“Mrs. Markiff met me in the bathroom to let me know how bitterly she hates me.”
“You were the only chance her boy had. We go through this, Maggie. We go through it because who will they have if we don’t?”
“I think I’m used up,” she said.
“I hope to God not,” Terry said. “We need you. What are you finding at Sully’s we can’t give you here?”
She gave a short huff of laughter. “I shot a guy who had abducted a fourteen-year-old girl.”
“That was you? At Sully’s?” she asked, surprised. “The news was pretty good at keeping the identity of the girl, the woman and the exact location of the incident quiet, but they did say it was a campground on a lake near Timberlake. I should’ve known.” She laughed and clapped a hand on Maggie’s shoulder. “You’re a tough broad, Maggie.”
“I always wanted to be something else,” she said. “One of those frail, pretty girls who men felt they had to protect. Maybe I should have let my mother dress me up and send me to dance lessons.”
“Yuck,” Terry said.
“I played touch football, with some tackling. My mother almost died of heartbreak.”
“Thank God you’ve never had an ounce of compromise in you,” Terry said. “Listen, it’s understandable if you need a break, but will you come up one of these days and have dinner at my house with Jake and maybe my daughter and her family? I miss you. I boss around those residents and I swear they pee their pants. When you’re not around there’s hardly any muscle in the operating room. It’s sad. It’s pathetic.”
Maggie was so touched she sighed. “I miss you. I miss the OR.”
“I like to hear that.”
“I have a boyfriend,” she said.
“Oh? Dr. Mathews, right?”
She shook her head. “We’ve been off a few months now. A new boyfriend. I met him at the crossing and he just won’t go away. He’s a lawyer.”
Terry laughed. “Well, that’ll probably come in handy.”
At eight o’clock Maggie said goodbye to Jaycee, Rob and her other friends. Terry drove Maggie to her house, her husband following. She pulled into the drive behind a truck.
“Who’s that?” Terry asked.
Maggie smiled. “The boyfriend. Want to meet him?”
“Bring him when you come to dinner. We’ll get to know each other then.”
Maggie got out of the car, Cal got out of the truck and they met in the drive. “Why are you here?” she asked.
“Just in case. If you need to be quiet and alone, I brought a good book. But I wanted to see you. I wanted to get my arms around a free woman.”
“They had a celebration for me. That’s my OR nurse...” she said, turning.

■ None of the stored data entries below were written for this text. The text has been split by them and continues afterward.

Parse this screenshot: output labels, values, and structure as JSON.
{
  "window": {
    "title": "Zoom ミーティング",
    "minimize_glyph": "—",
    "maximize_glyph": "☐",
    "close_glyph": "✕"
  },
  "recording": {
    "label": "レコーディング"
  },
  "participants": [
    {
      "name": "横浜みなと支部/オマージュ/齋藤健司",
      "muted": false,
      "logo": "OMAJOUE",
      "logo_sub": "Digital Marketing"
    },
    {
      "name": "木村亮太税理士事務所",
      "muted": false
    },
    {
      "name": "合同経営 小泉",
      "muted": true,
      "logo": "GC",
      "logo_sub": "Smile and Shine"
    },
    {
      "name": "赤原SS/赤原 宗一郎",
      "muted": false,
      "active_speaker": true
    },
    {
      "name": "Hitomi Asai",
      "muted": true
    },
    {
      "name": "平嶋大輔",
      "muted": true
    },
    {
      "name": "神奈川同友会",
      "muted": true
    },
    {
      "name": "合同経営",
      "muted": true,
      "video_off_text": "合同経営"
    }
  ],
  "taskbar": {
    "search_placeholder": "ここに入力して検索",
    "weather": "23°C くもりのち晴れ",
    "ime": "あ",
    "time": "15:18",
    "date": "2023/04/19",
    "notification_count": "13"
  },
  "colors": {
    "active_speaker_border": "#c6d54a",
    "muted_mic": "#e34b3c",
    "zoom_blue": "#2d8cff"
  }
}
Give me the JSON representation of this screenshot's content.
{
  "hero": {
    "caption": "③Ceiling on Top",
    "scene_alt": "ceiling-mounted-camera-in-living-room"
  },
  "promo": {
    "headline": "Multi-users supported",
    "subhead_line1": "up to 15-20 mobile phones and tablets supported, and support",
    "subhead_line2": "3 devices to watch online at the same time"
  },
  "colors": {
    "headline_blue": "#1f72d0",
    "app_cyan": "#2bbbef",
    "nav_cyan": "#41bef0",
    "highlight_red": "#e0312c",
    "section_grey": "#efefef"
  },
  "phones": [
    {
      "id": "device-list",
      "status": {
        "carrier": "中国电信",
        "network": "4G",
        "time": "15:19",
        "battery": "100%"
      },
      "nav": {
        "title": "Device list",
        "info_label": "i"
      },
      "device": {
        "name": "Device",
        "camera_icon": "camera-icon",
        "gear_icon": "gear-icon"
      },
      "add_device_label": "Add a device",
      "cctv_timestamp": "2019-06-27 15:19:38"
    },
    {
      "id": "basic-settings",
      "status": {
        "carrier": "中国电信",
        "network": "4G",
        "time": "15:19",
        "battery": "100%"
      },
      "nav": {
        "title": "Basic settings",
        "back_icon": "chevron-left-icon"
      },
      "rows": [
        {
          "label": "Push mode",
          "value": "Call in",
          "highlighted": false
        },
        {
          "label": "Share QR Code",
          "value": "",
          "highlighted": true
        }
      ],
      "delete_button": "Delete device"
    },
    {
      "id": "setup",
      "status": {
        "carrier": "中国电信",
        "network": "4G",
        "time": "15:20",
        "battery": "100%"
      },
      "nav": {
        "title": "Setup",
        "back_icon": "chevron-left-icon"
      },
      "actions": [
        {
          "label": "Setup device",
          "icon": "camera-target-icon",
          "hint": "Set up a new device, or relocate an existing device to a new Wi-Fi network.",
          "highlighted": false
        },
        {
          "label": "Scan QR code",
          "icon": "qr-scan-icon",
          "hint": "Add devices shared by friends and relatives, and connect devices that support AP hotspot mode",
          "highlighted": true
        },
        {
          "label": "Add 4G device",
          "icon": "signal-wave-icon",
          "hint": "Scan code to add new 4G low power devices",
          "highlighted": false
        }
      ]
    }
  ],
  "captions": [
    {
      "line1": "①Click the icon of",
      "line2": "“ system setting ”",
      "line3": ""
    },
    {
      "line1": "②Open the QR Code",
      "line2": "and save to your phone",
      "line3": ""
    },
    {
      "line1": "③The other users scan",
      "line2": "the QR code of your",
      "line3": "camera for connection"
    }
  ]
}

But Terry was moving toward the waiting car. She waved and yelled, “Bring him to dinner so we can look him over!” Then she jumped in her husband’s car and off they went.

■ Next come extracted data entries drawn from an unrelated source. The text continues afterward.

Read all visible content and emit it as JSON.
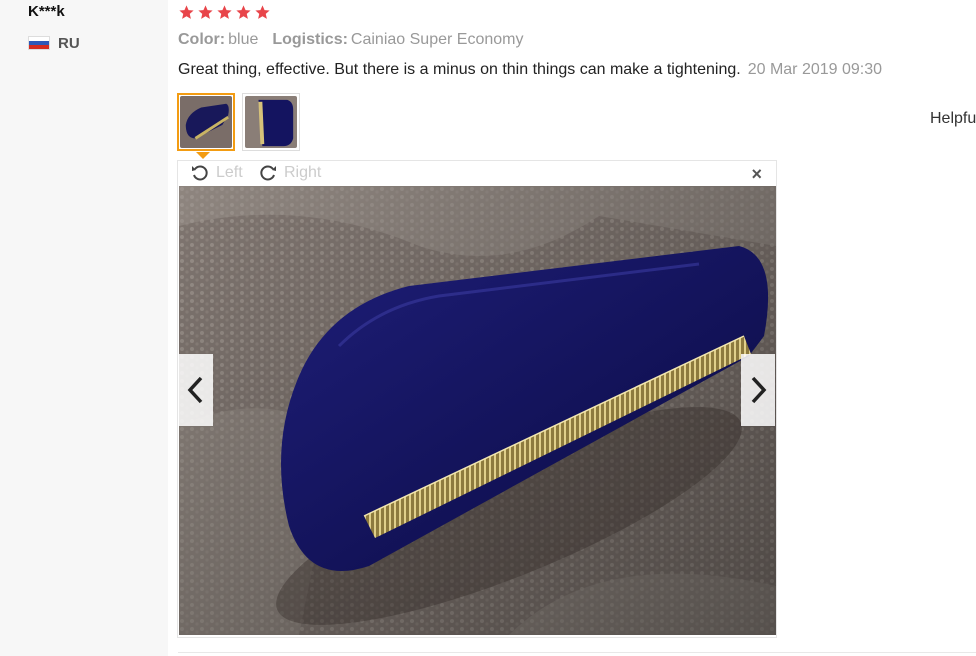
{
  "reviewer": {
    "name": "K***k",
    "country": "RU",
    "flag_icon": "russia-flag-icon"
  },
  "rating": {
    "stars": 5,
    "max": 5,
    "color": "#e8454a"
  },
  "meta": {
    "color_label": "Color:",
    "color_value": "blue",
    "logistics_label": "Logistics:",
    "logistics_value": "Cainiao Super Economy"
  },
  "review": {
    "text": "Great thing, effective. But there is a minus on thin things can make a tightening.",
    "date": "20 Mar 2019 09:30"
  },
  "thumbnails": [
    {
      "name": "review-photo-1",
      "active": true
    },
    {
      "name": "review-photo-2",
      "active": false
    }
  ],
  "helpful_label": "Helpfu",
  "viewer": {
    "rotate_left_label": "Left",
    "rotate_right_label": "Right",
    "close_symbol": "×",
    "icons": {
      "rotate_left": "rotate-left-icon",
      "rotate_right": "rotate-right-icon",
      "prev": "chevron-left-icon",
      "next": "chevron-right-icon",
      "close": "close-icon"
    }
  },
  "colors": {
    "accent": "#f39c12",
    "muted_text": "#999999",
    "star": "#e8454a"
  }
}
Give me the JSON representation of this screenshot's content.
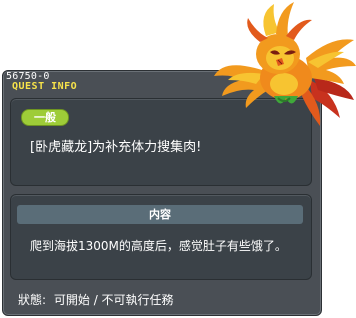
{
  "quest": {
    "id": "56750-0",
    "header_label": "QUEST INFO",
    "type_badge": "一般",
    "title": "[卧虎藏龙]为补充体力搜集肉!",
    "section_header": "内容",
    "description": "爬到海拔1300M的高度后，感觉肚子有些饿了。",
    "status_label": "狀態:",
    "status_value": "可開始 / 不可執行任務"
  },
  "mascot": {
    "icon": "phoenix-mascot-icon"
  },
  "colors": {
    "panel_bg": "#4a4f55",
    "box_bg": "#3b4248",
    "badge_green": "#9ecc38",
    "header_yellow": "#f7e34a",
    "section_header_bg": "#5a6d78"
  }
}
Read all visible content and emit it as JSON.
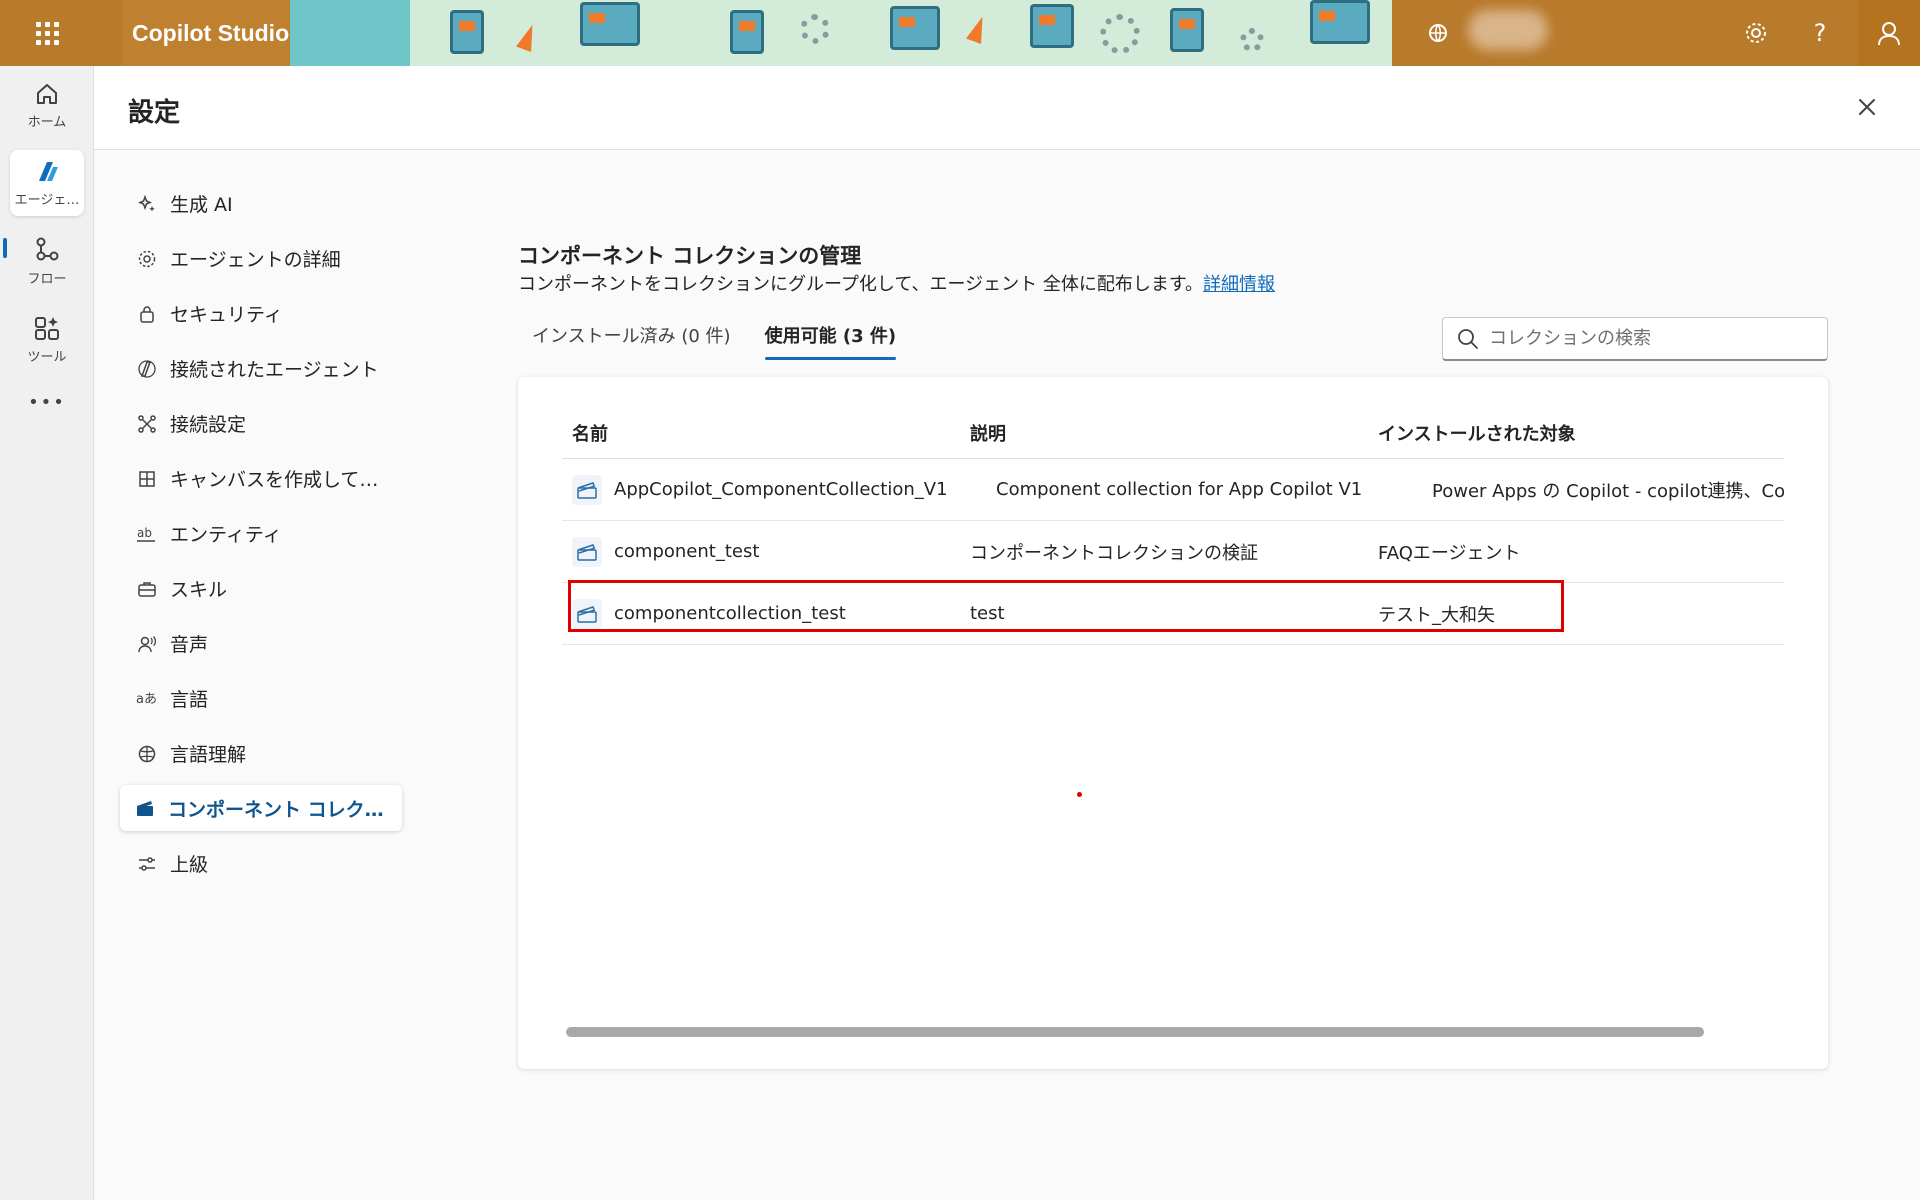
{
  "app": {
    "title": "Copilot Studio",
    "accent": "#0f6cbd",
    "banner_color": "#b87a2b"
  },
  "topbar": {
    "waffle_icon": "waffle-icon",
    "settings_icon": "gear-icon",
    "help_label": "?",
    "account_icon": "person-icon"
  },
  "rail": {
    "items": [
      {
        "label": "ホーム",
        "icon": "home-icon"
      },
      {
        "label": "エージェ…",
        "icon": "agent-icon"
      },
      {
        "label": "フロー",
        "icon": "flow-icon"
      },
      {
        "label": "ツール",
        "icon": "tools-icon"
      }
    ],
    "more_label": "•••"
  },
  "page": {
    "title": "設定"
  },
  "nav": {
    "items": [
      {
        "label": "生成 AI",
        "icon": "sparkle-icon"
      },
      {
        "label": "エージェントの詳細",
        "icon": "gear-icon"
      },
      {
        "label": "セキュリティ",
        "icon": "lock-icon"
      },
      {
        "label": "接続されたエージェント",
        "icon": "connected-agent-icon"
      },
      {
        "label": "接続設定",
        "icon": "connection-icon"
      },
      {
        "label": "キャンバスを作成して…",
        "icon": "grid-icon"
      },
      {
        "label": "エンティティ",
        "icon": "entity-icon"
      },
      {
        "label": "スキル",
        "icon": "briefcase-icon"
      },
      {
        "label": "音声",
        "icon": "voice-icon"
      },
      {
        "label": "言語",
        "icon": "language-icon"
      },
      {
        "label": "言語理解",
        "icon": "brain-icon"
      },
      {
        "label": "コンポーネント コレク…",
        "icon": "clapperboard-icon"
      },
      {
        "label": "上級",
        "icon": "sliders-icon"
      }
    ],
    "active_index": 11
  },
  "content": {
    "title": "コンポーネント コレクションの管理",
    "description": "コンポーネントをコレクションにグループ化して、エージェント 全体に配布します。",
    "learn_more": "詳細情報",
    "tabs": [
      {
        "label": "インストール済み (0 件)"
      },
      {
        "label": "使用可能 (3 件)"
      }
    ],
    "search_placeholder": "コレクションの検索",
    "table": {
      "columns": [
        "名前",
        "説明",
        "インストールされた対象"
      ],
      "rows": [
        {
          "name": "AppCopilot_ComponentCollection_V1",
          "description": "Component collection for App Copilot V1",
          "installed_to": "Power Apps の Copilot - copilot連携、Co"
        },
        {
          "name": "component_test",
          "description": "コンポーネントコレクションの検証",
          "installed_to": "FAQエージェント"
        },
        {
          "name": "componentcollection_test",
          "description": "test",
          "installed_to": "テスト_大和矢"
        }
      ]
    }
  }
}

“Very outgoing, isn’t she?” Cal said.
“Did you bring an overnight bag?” she asked.
“Always the optimist,” he said with a nod. “Have you eaten?”
“Ate, drank, laughed,” she said. “I wish I hadn’t told you I wanted to do it alone, Cal. I wish you’d been with me tonight. I have some very good friends, it turns out.”
Earth and sky, woods and fields,
lakes and rivers, the mountain and the sea,
are excellent schoolmasters, and teach some
of us more than we can ever learn from books.
—Sir John Lubbock
Chapter 14
Cal suggested he drive back to the crossing rather than join Maggie for her visit with Phoebe and Walter. “When the time is right, I’ll visit them with you,” he said.
“I can’t wait to see what makes the time right,” she said. But she let him off the hook.